= William Starr Myers =

William Starr Myers (June 17, 1877 – January 27, 1956) was a Princeton University professor and historian who chronicled New Jersey and the GOP

Myers was the son of J. Norris Myers and Laura Virginia Starr of Baltimore, the family later moving to North Carolina. Myers married Margaret Barr on 8 June 1910.

Myers graduated from the University of North Carolina, class of 1897. Myers, the class of '97 poet, evidently felt great pride in his alma mater and was a prolific song writer who wrote several school-related songs which remain famous. "Hark the Sound" and "Tar Heel Born" are two of his most famous. At UNC Myers joined the fraternity Beta Theta Pi and was its president in his senior year. He was active in the Dialectic Society. After graduating from UNC cum laude, Myers went to graduate school at Johns Hopkins University where he studied political science, was elected to Phi Beta Kappa, and received his PhD in 1900.

Myers was an Editor of "Prominent Families of New Jersey - Volume 1" by Clearfield Publishing.
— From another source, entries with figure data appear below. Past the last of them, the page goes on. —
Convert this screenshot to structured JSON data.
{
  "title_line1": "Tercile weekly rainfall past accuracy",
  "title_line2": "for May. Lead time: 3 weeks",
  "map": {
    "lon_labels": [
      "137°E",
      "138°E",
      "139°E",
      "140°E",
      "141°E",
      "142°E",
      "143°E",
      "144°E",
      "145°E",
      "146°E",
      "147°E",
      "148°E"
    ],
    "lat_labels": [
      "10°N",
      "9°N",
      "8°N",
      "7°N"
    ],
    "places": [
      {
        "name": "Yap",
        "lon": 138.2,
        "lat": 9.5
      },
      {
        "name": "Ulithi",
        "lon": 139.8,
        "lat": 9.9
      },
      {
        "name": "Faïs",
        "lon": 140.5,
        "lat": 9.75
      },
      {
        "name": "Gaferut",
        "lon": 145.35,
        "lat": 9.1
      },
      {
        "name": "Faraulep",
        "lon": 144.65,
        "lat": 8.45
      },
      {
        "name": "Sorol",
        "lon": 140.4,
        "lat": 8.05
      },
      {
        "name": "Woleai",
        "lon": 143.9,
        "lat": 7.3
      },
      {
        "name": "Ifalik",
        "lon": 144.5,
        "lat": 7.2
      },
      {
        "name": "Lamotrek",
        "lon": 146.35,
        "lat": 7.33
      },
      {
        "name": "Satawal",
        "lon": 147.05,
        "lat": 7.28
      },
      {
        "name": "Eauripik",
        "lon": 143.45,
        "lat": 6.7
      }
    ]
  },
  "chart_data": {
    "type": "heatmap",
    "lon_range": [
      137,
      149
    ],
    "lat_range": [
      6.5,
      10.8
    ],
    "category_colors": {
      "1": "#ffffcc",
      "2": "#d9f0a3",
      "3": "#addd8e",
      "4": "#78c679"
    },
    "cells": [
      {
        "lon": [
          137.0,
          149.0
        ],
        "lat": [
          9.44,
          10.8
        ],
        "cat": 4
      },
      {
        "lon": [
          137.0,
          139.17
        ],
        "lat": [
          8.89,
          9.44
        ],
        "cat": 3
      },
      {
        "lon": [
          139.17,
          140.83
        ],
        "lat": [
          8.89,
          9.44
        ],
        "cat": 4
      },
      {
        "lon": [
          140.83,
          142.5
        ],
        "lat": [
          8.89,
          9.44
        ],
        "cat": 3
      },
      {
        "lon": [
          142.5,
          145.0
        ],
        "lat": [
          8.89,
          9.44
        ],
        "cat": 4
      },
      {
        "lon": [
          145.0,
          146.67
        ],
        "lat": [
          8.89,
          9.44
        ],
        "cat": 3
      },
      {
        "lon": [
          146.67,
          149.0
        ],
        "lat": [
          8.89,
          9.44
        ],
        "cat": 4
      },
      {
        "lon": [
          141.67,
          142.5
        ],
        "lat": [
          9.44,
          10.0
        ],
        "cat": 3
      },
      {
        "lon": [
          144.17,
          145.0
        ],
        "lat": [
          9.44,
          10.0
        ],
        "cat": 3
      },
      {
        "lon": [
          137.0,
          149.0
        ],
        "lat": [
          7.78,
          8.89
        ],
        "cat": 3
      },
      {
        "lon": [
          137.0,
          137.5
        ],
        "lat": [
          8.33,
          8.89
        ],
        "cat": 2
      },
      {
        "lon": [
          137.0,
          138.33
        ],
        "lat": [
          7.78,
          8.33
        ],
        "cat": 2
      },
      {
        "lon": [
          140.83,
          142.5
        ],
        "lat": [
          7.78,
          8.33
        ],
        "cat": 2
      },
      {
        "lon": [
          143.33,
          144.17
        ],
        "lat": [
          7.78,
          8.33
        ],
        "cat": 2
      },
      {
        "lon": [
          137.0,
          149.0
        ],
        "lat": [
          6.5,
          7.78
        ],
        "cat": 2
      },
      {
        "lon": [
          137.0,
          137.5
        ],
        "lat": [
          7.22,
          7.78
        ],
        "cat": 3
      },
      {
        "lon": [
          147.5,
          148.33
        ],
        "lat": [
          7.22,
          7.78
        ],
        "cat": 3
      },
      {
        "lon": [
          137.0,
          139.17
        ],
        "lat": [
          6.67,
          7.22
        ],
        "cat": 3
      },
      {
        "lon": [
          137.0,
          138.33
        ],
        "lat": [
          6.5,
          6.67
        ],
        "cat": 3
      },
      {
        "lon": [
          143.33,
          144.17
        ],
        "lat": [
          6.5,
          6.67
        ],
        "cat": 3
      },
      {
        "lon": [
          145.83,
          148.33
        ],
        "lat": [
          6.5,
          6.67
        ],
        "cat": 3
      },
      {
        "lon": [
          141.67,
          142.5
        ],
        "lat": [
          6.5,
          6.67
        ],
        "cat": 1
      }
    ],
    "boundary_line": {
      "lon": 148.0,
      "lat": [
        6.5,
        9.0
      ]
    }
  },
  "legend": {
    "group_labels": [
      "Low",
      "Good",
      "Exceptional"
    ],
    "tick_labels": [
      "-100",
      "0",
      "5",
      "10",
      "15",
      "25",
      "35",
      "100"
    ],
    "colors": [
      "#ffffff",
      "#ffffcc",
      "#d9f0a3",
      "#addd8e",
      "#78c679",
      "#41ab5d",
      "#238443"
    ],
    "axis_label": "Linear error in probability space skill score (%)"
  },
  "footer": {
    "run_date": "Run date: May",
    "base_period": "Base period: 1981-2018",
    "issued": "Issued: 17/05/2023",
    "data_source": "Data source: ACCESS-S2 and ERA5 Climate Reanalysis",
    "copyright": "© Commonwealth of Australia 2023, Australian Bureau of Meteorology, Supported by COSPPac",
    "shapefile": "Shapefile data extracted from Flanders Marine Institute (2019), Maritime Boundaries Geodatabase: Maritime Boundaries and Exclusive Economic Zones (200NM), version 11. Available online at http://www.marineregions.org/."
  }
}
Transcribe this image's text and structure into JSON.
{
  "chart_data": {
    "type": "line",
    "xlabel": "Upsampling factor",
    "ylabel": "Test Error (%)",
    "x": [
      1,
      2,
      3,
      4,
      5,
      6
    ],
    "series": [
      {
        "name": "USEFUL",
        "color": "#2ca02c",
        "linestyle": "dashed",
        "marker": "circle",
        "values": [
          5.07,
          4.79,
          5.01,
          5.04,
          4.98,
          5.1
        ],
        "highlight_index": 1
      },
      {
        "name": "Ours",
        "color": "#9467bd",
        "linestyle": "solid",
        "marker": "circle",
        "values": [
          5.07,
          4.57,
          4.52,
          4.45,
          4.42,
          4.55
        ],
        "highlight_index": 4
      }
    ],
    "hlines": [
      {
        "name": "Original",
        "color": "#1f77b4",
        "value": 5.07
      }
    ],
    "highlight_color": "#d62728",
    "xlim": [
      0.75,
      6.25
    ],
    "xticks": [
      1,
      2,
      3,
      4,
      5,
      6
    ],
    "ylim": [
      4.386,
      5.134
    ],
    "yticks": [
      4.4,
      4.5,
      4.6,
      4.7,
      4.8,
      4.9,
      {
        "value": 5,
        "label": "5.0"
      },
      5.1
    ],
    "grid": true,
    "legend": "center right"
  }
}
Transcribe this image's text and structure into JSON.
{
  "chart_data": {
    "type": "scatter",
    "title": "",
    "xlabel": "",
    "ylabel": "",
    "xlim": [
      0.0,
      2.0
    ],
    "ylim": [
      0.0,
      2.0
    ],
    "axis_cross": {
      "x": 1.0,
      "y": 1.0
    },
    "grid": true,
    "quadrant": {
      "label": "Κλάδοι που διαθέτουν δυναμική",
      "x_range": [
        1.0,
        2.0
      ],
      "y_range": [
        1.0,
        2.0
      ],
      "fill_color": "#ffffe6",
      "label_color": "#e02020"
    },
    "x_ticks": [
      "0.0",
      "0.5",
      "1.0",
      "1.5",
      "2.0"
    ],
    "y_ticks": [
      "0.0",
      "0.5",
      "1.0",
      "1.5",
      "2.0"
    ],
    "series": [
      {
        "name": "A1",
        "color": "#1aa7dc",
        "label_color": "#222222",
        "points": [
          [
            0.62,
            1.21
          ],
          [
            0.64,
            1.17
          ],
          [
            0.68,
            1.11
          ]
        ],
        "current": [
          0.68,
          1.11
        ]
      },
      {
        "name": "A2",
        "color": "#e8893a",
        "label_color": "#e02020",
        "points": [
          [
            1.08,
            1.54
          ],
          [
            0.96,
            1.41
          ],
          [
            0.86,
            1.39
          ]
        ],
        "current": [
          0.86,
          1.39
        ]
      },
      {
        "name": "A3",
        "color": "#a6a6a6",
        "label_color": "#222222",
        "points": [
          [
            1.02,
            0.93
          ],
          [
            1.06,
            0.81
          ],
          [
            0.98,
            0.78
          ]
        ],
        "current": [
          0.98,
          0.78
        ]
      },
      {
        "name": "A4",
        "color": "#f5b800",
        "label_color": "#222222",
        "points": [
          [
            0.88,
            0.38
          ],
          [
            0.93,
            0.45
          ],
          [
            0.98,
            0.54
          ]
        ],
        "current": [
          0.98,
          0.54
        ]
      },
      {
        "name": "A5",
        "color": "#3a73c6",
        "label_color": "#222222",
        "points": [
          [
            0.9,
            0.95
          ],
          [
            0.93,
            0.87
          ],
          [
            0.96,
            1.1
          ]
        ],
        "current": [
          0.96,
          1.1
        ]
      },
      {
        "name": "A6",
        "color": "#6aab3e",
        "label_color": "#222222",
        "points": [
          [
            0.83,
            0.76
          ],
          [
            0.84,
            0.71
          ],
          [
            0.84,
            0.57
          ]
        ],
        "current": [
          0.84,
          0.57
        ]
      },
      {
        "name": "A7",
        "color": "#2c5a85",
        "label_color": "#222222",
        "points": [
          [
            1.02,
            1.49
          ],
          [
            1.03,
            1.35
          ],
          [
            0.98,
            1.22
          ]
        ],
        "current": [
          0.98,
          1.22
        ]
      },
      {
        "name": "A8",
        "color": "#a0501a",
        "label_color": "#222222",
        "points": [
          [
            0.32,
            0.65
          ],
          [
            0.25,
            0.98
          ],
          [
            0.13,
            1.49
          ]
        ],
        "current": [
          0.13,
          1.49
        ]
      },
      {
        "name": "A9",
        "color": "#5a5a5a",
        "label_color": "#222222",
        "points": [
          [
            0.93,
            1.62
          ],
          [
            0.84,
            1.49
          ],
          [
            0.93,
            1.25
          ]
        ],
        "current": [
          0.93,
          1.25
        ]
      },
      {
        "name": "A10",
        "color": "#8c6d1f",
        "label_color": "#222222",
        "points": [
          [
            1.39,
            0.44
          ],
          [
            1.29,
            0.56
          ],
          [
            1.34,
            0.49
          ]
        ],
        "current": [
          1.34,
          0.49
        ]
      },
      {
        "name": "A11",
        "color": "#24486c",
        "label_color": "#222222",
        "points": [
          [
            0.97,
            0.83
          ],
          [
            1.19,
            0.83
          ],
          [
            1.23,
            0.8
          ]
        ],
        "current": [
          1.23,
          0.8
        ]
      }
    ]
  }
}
While digitized volumes of this book do not contain a copyright or publishing date, some reviewers cite it was initially published in the 1940s.

In addition to Political Science, Myers studied journalism and while at UNC was editor of the yearbook, the Hellenian and editor of the school paper, the Tar Heel.

After Johns Hopkins, Myers became a "master" at a boys' school, the Gilman School in Baltimore.

Myers became assistant professor at Princeton University, 1906-1918, then professor from 1918 until his death.